Naive measurements are still measurements. Personally, I would like to see more research into prediction as a science. It is difficult because you want to jump ahead decades, and five-year-out predictions have only so much value, but I (naively) predict that we’ll get better at prediction the more we practice concretely doing so. I would (naively) expect that the data used to calibrate predictions would come from interviews with researchers paired with advanced psychology.
Plotting your personal rate of advancement against the team and the field, we predict a breakthrough in April of next year.
Personally, I would like to see more research into prediction as a science.
You could try reading up on what is already known. Silver’s Signal and the Noise is not a bad start if you know nothing at all; if you already have some expertise in the area, the anthology Principles of Forecasting edited by Armstrong (available in Google & Libgen IIRC) covers a lot of topics.
More domain-specific, invention specific, plotting events with ever-narrower error bands. If you could isolate the specific month that news media gets in a buzz about uploading three years in advance, that would be a significant increase in prediction usefulness.
It may be impossible even with significant effort, but it’s certainly impossible without having first tried. I want to know, if nothing else, the limits of reasonable prediction. That itself would be useful information. Even if we can never get past 50% accuracy for predictions, knowing that all such predictions can only be 50% likely is actionable in the presence of any such prediction.
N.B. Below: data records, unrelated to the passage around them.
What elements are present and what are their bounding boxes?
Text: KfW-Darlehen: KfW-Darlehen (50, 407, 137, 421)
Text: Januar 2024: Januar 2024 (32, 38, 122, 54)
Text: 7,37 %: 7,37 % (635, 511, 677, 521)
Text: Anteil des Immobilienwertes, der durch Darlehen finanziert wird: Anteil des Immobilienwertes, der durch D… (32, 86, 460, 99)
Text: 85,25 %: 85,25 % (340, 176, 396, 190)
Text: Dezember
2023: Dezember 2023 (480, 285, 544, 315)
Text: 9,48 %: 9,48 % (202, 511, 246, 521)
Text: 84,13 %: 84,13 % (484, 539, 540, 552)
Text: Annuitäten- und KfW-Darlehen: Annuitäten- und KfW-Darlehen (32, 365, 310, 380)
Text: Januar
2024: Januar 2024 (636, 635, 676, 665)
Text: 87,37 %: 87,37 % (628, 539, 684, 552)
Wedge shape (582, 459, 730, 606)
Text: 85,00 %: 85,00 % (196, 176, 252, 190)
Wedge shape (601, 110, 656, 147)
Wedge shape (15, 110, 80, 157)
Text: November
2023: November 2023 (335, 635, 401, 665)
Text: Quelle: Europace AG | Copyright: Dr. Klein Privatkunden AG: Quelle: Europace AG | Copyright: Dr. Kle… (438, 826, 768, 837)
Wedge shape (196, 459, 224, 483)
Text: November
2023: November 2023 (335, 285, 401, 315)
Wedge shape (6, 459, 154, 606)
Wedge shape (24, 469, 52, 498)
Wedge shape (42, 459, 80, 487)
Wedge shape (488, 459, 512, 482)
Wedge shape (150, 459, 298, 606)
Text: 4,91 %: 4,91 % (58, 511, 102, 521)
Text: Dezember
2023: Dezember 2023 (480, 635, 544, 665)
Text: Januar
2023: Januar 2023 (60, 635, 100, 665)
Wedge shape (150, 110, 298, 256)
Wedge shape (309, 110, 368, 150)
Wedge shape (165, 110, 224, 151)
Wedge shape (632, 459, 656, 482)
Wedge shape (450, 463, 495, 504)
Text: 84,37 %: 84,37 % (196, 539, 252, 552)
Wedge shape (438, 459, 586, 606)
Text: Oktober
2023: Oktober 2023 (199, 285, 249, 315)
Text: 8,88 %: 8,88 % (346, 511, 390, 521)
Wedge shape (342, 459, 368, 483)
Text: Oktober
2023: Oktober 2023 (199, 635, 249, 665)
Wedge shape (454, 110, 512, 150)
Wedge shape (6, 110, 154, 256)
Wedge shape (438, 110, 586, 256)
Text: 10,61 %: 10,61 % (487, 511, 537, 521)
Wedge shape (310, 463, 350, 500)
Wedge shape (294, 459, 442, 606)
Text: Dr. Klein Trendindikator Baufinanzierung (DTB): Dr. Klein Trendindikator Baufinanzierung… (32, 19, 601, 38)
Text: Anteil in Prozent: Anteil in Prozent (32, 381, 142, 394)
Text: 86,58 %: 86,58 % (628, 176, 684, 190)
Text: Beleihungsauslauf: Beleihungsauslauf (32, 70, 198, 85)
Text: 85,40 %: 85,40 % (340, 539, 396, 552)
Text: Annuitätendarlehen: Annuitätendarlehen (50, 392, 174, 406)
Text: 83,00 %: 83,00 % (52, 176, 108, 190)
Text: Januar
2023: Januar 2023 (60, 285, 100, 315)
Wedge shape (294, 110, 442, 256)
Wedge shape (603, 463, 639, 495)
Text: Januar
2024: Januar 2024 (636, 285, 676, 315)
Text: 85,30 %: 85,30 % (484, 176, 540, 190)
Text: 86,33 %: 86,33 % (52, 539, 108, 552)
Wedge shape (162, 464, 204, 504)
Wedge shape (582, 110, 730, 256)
I’m afraid that the only methods I can think up require vast collection of many different types of data, far beyond what I can currently manage myself.
Actually, there are prediction markets. Unfortunately the most useful one, Intrade got closed (maybe the three-letter-agencies felt threatened?) but hopefully there will be others. Oh, far from accurate, don’t get me wrong.
But at least if you wanted to have some kind of starting estimate for something you knew nothing about, you could sometimes find one at Intrade.
I suspect it closed because it wasn’t giving the kind of powerful results necessary to get funding-type attention. I suppose to start off, a prediction agency should predict its own success. :P
Now I’m curious about any self-referential predictions Intrade made...
Well then, I can only assure you that I’m certain such research is being actively conducted. I’m pretty sure the Three-Letter Agencies are very much interested in prediction. Any political organisation is very much interested in prediction. Anyone who plays in the financial markets is very much interested in prediction. So no, it doesn’t look like there are too few resources committed to this problem.
Unfortunately, the problem seems to be really hard.
Naive measurements are still measurements. Personally, I would like to see more research into prediction as a science. It is difficult because you want to jump ahead decades, and five-year-out predictions have only so much value, but I (naively) predict that we’ll get better at prediction the more we practice concretely doing so. I would (naively) expect that the data used to calibrate predictions would come from interviews with researchers paired with advanced psychology.
You could try reading up on what is already known. Silver’s Signal and the Noise is not a bad start if you know nothing at all; if you already have some expertise in the area, the anthology Principles of Forecasting edited by Armstrong (available in Google & Libgen IIRC) covers a lot of topics.
If you want non-domain-specific, that’s called statistics, specifically statistical modeling.
I specifically want it to be more specific.
Do you mean more confidence in the prediction? Narrower error bands?
More domain-specific, invention specific, plotting events with ever-narrower error bands. If you could isolate the specific month that news media gets in a buzz about uploading three years in advance, that would be a significant increase in prediction usefulness.
That doesn’t sound realistic to me. It sounds impossible.
It may be impossible even with significant effort, but it’s certainly impossible without having first tried. I want to know, if nothing else, the limits of reasonable prediction. That itself would be useful information. Even if we can never get past 50% accuracy for predictions, knowing that all such predictions can only be 50% likely is actionable in the presence of any such prediction.
These are very much domain-specific plus are the function of available technology.
You seem to want psychohistory—unfortunately it’s entirely fiction.
I want exactly as I’ve stated: Research into a method.
So, um… go for it?
I’m afraid that the only methods I can think up require vast collection of many different types of data, far beyond what I can currently manage myself.
Actually, there are prediction markets. Unfortunately the most useful one, Intrade got closed (maybe the three-letter-agencies felt threatened?) but hopefully there will be others. Oh, far from accurate, don’t get me wrong.
But at least if you wanted to have some kind of starting estimate for something you knew nothing about, you could sometimes find one at Intrade.
I suspect it closed because it wasn’t giving the kind of powerful results necessary to get funding-type attention. I suppose to start off, a prediction agency should predict its own success. :P
Now I’m curious about any self-referential predictions Intrade made...
Well then, I can only assure you that I’m certain such research is being actively conducted. I’m pretty sure the Three-Letter Agencies are very much interested in prediction. Any political organisation is very much interested in prediction. Anyone who plays in the financial markets is very much interested in prediction. So no, it doesn’t look like there are too few resources committed to this problem.
Unfortunately, the problem seems to be really hard.
Maybe, but until then we still have to carry on with what we have got.